I started with a light pencil drawing, using an H grade pencil. I kept sharpening the point on a piece of medium grade glass-paper that I keep in the drawer. As reference, I used a pen and ink drawing I’d done in the garden some years ago. I prefer to draw from my original sketch, rather than tracing it, which, as I’ve said before, I prefer, as I feel restricted following a pre-existing outline.
Unfortunately I hadn’t added any colour so for reference I looked at Roger Phillips’ photographs of dock but decided that Ian Gerrard’s illustration in Wild Flowers of the British Isles gave a better impression of the colour of docks as I see of them (not that the photographs were inaccurate). If it had been summer I could have gone out and found the actual plant.
Using a number 9 sable, I added a dilute watercolour wash of raw sienna, with a touch of cadmium yellow lemon, along the main veins of the leaves, then, when that had dried, a pale wash of olive green with a touch of yellow as an all-over background for the leaves.
When that was dry I went over the entire plant adding areas of green to start to build up a three-dimensional impression of the leaves.
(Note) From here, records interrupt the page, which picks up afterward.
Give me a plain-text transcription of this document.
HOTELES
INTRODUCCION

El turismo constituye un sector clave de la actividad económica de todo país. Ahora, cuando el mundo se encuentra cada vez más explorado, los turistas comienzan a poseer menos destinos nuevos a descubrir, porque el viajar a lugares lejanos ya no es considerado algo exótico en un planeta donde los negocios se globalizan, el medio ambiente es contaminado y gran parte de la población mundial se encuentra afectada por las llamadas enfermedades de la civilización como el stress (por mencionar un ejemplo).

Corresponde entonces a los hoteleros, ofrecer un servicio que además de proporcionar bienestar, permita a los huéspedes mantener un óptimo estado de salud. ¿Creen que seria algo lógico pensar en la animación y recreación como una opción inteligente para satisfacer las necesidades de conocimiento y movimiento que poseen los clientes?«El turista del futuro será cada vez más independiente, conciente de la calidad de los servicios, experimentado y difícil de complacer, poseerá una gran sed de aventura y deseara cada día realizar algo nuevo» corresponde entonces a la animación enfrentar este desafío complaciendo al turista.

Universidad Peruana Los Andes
I used to a smaller brush, a round size 3 sable, to put in the detail such as veins and the wavy margins of the leaves.
This particular number 3 brush has an awkward point so I switched to the number 5 in the same series of brushes, which, although it’s that bit bigger, comes to a point more reliably.
I used touches of English red and sepia on the stem and flowerheads and ultramarine and cerulean blue in some of the greens, particularly where the underside shows.
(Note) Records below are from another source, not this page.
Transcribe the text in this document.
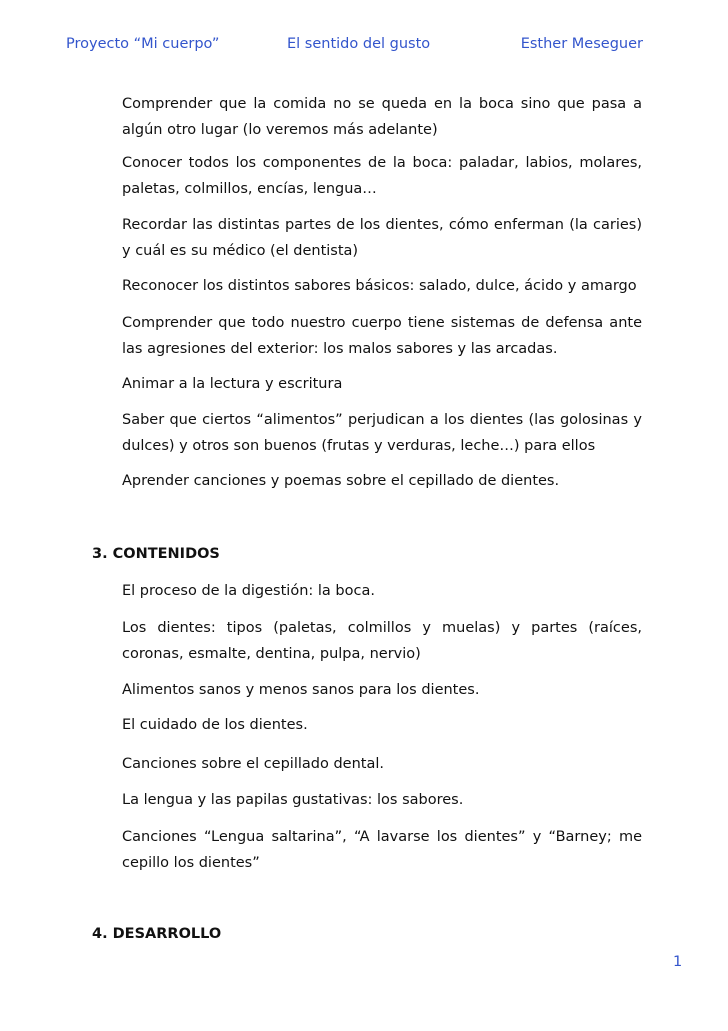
Proyecto “Mi cuerpo”	El sentido del gusto	Esther Meseguer
Comprender que la comida no se queda en la boca sino que pasa a algún otro lugar (lo veremos más adelante)
Conocer todos los componentes de la boca: paladar, labios, molares, paletas, colmillos, encías, lengua…
Recordar las distintas partes de los dientes, cómo enferman (la caries) y cuál es su médico (el dentista)
Reconocer los distintos sabores básicos: salado, dulce, ácido y amargo
Comprender que todo nuestro cuerpo tiene sistemas de defensa ante las agresiones del exterior: los malos sabores y las arcadas.
Animar a la lectura y escritura
Saber que ciertos “alimentos” perjudican a los dientes (las golosinas y dulces) y otros son buenos (frutas y verduras, leche…) para ellos
Aprender canciones y poemas sobre el cepillado de dientes.
3. CONTENIDOS
El proceso de la digestión: la boca.
Los dientes: tipos (paletas, colmillos y muelas) y partes (raíces, coronas, esmalte, dentina, pulpa, nervio)
Alimentos sanos y menos sanos para los dientes.
El cuidado de los dientes.
Canciones sobre el cepillado dental.
La lengua y las papilas gustativas: los sabores.
Canciones “Lengua saltarina”, “A lavarse los dientes” y “Barney; me cepillo los dientes”
4. DESARROLLO
1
One pleasure of doing this kind of botanical work is that I find I can listen to music as I’m doing it, so I had Radio 3 on all morning. I can’t listen to Classic FM as the commercial breaks infuriate me! (‘ . . . r e l a x on a Scroggins Sofa . . . every minute A CHILD DIES because you haven’t contributed to our charity . . . and now, Mozart . . . ’). In total – if I exclude numerous tea breaks - it probably took 4 or 5 hours to complete the whole drawing.
I should have kept covering the parts of the drawing that I wasn’t working on because when I scanned the artwork I found that I’d smudged the pencil. I was able to go over the whole illustration in Adobe Photoshop, erasing all the smudges and then convert from RGB (red-blue-green of the scan and computer screen) to CMYK (cyan-magenta-yellow-black of the printing process). If only I’d had Photoshop twenty years ago.
The illustration will appear at a smaller size in the magazine.